"If we don't feel that our bodies can desire and be desired, we won't have fulfilling lives."
Ian de la Rosa premieres 'Ivan & Hadoum' at the Berlinale, a debut feature that transcends the clichés of trans stories
Special correspondent to the Berlin Film FestivalIvan runs into a former schoolmate at the Almería greenhouse where they both work, and their mutual attraction leads to a night of confidences and sex on the beach. It is, as the director says ofIvan & HadoumIan de la Rosa (Granada, 1988) describes it as "a classic love story with characters that aren't," because Ivan is a trans man and Hadoum is the rebellious daughter of North African migrants. This is perhaps what allows them to accept each other naturally and without prejudice. But the film, a Catalan co-production premiering this Friday at the Berlinale in the Panorama section, stems from overcoming the conflict with trans identity, a theme the director, who trained as a chess player, already explored eleven years ago in his short film. Victor XX"Now the conflict has to do with other things, with choosing what kind of person you want to be and empowering yourself through love and desire," explains De la Rosa, who in 2022 was, with the short film Farrucas, the first trans filmmaker to win a Gaudí award
The reason for "decentralizing the trans experience" was to be able to see the kinds of stories she missed in film. "I have few opportunities, or none at all, to see my experience represented in film," she says. "I've transitioned, okay, and for me it's wonderful to be trans. But I wanted to be able to show trans characters without focusing on the difficulties related to being who they are. And I'm not saying those difficulties don't exist, but what unites us with everyone else is that we are people, just like everyone else." For De la Rosa, normalizing the relationship was almost a necessity. "If we don't feel that our bodies can desire and be desired, we won't have full lives," she points out. "Cinema owes a debt to the trans experience, and it had to be renaturalized through love and desire to heal the wound. In the end, people accept who you are, and if they don't like it, they leave your circle. I love myself, and I want to leave your circle. I'm very lucky to have the family I have. We need to relax a little."
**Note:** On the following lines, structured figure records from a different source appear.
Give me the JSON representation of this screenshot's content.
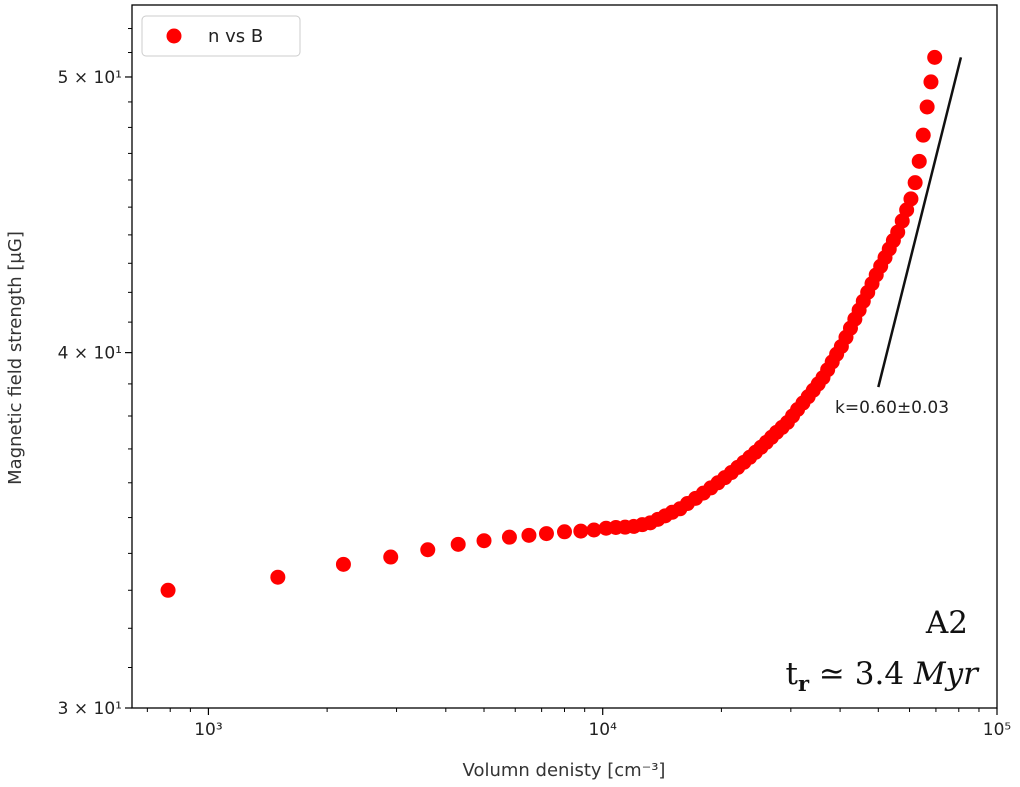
{
  "chart_data": {
    "type": "scatter",
    "title": "",
    "xlabel": "Volumn denisty [cm⁻³]",
    "ylabel": "Magnetic field strength [μG]",
    "xscale": "log",
    "yscale": "log",
    "xlim": [
      640,
      100000
    ],
    "ylim": [
      30,
      53
    ],
    "xticks": [
      {
        "value": 1000,
        "label": "10³"
      },
      {
        "value": 10000,
        "label": "10⁴"
      },
      {
        "value": 100000,
        "label": "10⁵"
      }
    ],
    "yticks": [
      {
        "value": 30,
        "label": "3 × 10¹"
      },
      {
        "value": 40,
        "label": "4 × 10¹"
      },
      {
        "value": 50,
        "label": "5 × 10¹"
      }
    ],
    "grid": false,
    "legend": {
      "position": "top-left",
      "entries": [
        "n vs B"
      ]
    },
    "series": [
      {
        "name": "n vs B",
        "color": "#ff0000",
        "x": [
          790,
          1500,
          2200,
          2900,
          3600,
          4300,
          5000,
          5800,
          6500,
          7200,
          8000,
          8800,
          9500,
          10200,
          10800,
          11400,
          12000,
          12600,
          13200,
          13800,
          14400,
          15000,
          15700,
          16400,
          17200,
          18000,
          18800,
          19600,
          20400,
          21200,
          22000,
          22800,
          23600,
          24400,
          25200,
          26000,
          26800,
          27600,
          28500,
          29400,
          30300,
          31200,
          32200,
          33200,
          34200,
          35200,
          36200,
          37200,
          38200,
          39200,
          40300,
          41400,
          42500,
          43600,
          44700,
          45800,
          47000,
          48200,
          49400,
          50700,
          52000,
          53300,
          54600,
          56000,
          57500,
          59000,
          60500,
          62000,
          63500,
          65000,
          66500,
          68000,
          69500
        ],
        "y": [
          33.0,
          33.35,
          33.7,
          33.9,
          34.1,
          34.25,
          34.35,
          34.45,
          34.5,
          34.55,
          34.6,
          34.62,
          34.65,
          34.7,
          34.72,
          34.73,
          34.75,
          34.8,
          34.85,
          34.95,
          35.05,
          35.15,
          35.25,
          35.4,
          35.55,
          35.7,
          35.85,
          36.0,
          36.15,
          36.3,
          36.45,
          36.6,
          36.75,
          36.9,
          37.05,
          37.2,
          37.35,
          37.5,
          37.65,
          37.8,
          38.0,
          38.2,
          38.4,
          38.6,
          38.8,
          39.0,
          39.2,
          39.45,
          39.7,
          39.95,
          40.2,
          40.5,
          40.8,
          41.1,
          41.4,
          41.7,
          42.0,
          42.3,
          42.6,
          42.9,
          43.2,
          43.5,
          43.8,
          44.1,
          44.5,
          44.9,
          45.3,
          45.9,
          46.7,
          47.7,
          48.8,
          49.8,
          50.8
        ]
      }
    ],
    "fit_line": {
      "x": [
        50000,
        81000
      ],
      "y": [
        38.9,
        50.8
      ],
      "color": "#111111"
    },
    "annotations": {
      "slope": "k=0.60±0.03",
      "panel_id": "A2",
      "time_main": "t",
      "time_sub": "r",
      "time_rest": " ≃ 3.4 ",
      "time_unit": "Myr"
    }
  }
}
The film's main conflict revolves around Iván's family's ambition to move to a larger apartment. To achieve this, Iván needs the greenhouse owner, a family friend, to give him a raise and make him head of the warehouse. However, a demand for better working conditions, spearheaded by Hadoum among the female employees just days before a visit from investors, puts Iván, who has become the man of the house and the main provider since his father's death, in a difficult position. "Everything is tied to capitalism," De la Rosa points out. "His family's problem isn't that he's trans, but rather a social aspiration—something as simple and yet as complicated these days as every member having their own room. Iván will have to see how far he'll go to climb that small rung on the social ladder."
The film's casting mixes trained and non-professional actors, but the two leads, multidisciplinary artist Silver Chicón and singer Herminia Loh, came to the roles "through friends of friends." Meanwhile, in Victor XX De la Rosa had worked with a cis actress to play a trans character, and now she was clear that, at all costs, she wanted a trans actor. "I filmed Victor XX "It was the summer of 2014, and the landscape was very different from what it is now. I was just starting my transition, and it was a desert; there were no trans role models. The change in a decade has been incredible," says De la Rosa. "Right now, it's important that trans bodies are represented by trans bodies, and going back would be almost like one black face"Actually, the most important thing about a story is the bodies that tell you this story," he says.